We also choose a denominator for all our rational approximations.
keys <- PaillierKeyPair$new(1024) ## Generate new public and private key.
den <- gmp::as.bigq(2)^256 #Our denominator for rational approximations
site1 <- Site$new(name = "Site 1", data = y1, den = den)
site2 <- Site$new(name = "Site 2", data = y2, den = den)
site3 <- Site$new(name = "Site 3", data = y3, den = den)
The master process is also a site but has no data. So has to be thus designated.
## Master has no data!
master <- Site$new(name = "Master", data = c(), den = den)
master$makeMeMaster()
site1$setPublicKey(keys$pubkey)
site2$setPublicKey(keys$pubkey)
site3$setPublicKey(keys$pubkey)
master$setPublicKey(keys$pubkey)
Only master has private key for decryption.
master$setPrivateKey(keys$getPrivateKey())
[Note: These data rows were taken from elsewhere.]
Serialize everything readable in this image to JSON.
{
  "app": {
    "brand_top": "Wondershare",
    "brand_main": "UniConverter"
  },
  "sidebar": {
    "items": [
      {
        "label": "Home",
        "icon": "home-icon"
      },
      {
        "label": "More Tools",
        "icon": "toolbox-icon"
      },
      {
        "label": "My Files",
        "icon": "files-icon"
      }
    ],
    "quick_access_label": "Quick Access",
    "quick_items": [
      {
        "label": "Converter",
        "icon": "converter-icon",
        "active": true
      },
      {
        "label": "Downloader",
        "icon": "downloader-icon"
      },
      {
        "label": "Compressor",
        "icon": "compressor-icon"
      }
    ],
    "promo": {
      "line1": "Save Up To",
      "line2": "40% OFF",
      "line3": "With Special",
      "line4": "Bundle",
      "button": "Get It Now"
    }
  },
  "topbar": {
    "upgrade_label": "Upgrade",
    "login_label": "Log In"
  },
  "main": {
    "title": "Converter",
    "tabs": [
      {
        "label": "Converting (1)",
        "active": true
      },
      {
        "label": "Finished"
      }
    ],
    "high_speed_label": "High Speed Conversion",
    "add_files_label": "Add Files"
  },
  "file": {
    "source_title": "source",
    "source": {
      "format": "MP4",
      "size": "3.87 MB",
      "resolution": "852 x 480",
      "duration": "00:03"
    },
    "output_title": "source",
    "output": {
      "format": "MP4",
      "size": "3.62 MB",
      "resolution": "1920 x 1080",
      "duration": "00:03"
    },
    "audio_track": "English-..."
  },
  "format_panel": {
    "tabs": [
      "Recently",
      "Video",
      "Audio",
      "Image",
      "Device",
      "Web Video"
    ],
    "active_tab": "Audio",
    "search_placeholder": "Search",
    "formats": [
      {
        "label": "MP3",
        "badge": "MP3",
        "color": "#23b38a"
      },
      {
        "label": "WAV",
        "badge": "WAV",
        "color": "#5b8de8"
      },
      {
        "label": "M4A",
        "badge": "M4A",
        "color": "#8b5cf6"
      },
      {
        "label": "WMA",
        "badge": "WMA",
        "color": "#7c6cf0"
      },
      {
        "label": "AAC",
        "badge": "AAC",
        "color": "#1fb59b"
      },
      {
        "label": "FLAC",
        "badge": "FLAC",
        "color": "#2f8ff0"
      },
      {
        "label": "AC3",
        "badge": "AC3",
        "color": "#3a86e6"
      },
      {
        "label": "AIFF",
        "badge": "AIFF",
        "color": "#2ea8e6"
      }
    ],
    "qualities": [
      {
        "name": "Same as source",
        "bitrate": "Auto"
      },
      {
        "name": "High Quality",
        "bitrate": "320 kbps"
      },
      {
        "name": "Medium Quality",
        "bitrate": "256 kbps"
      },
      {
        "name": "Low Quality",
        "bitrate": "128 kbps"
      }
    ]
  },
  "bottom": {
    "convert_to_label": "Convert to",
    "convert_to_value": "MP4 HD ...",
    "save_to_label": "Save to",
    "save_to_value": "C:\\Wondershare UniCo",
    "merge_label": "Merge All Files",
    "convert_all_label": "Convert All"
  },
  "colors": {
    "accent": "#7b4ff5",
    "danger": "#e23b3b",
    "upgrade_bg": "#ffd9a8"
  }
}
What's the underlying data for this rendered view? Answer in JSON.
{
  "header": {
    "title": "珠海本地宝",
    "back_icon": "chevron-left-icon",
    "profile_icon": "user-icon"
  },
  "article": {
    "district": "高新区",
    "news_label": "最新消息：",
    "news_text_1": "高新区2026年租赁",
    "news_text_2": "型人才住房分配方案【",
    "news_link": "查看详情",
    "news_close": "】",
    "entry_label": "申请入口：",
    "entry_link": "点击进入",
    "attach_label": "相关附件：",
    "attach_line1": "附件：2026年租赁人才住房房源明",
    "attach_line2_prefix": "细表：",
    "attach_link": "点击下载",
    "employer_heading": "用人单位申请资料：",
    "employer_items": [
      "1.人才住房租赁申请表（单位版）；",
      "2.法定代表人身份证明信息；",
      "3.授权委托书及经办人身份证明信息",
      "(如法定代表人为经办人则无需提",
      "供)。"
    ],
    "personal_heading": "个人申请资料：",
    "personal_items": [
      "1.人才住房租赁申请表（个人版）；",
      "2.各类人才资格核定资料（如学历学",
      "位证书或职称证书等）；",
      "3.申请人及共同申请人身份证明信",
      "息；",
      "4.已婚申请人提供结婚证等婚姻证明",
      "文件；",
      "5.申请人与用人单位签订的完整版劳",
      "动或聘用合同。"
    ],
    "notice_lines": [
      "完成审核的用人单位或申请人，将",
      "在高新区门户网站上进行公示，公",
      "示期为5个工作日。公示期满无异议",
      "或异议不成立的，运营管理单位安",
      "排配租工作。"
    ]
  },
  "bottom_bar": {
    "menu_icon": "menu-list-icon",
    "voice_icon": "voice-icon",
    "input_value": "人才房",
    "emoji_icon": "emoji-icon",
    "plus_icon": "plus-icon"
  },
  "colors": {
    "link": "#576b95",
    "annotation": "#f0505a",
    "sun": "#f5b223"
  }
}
Master will always send to the first site, and then the others have to forward results in turn with the last site returning to the master.
master$setNextSite(site1)
site1$setNextSite(site2)
site2$setNextSite(site3)
site3$setNextSite(master)
fit1 <- mle(master$nLL, start = list(lambda = 5))
Print the summary.
summary(fit1)
## Maximum likelihood estimation
##
## Call:
## mle(minuslogl = master$nLL, start = list(lambda = 5))
##
## Coefficients:
## Estimate Std. Error
## lambda 9.175 0.4789311
##
## -2 log L: 199.5328
logLik(fit1)
## 'log Lik.' -99.76641 (df=1)
The results should be the same as above.
distcomp
and opencpu
One can imagine these sort of computations being constructed within the framework described the R package distcomp where the sites are opencpu servers and there is a master process executing the computation. Much work remains to be done to make this work in a seamless manner; however, as this proof-of-concept example shows, the technical hurdles are quite surmountable.
This is an initial proof-of-concept implementation that has to substantially improved for real-world use. You’ve been warned.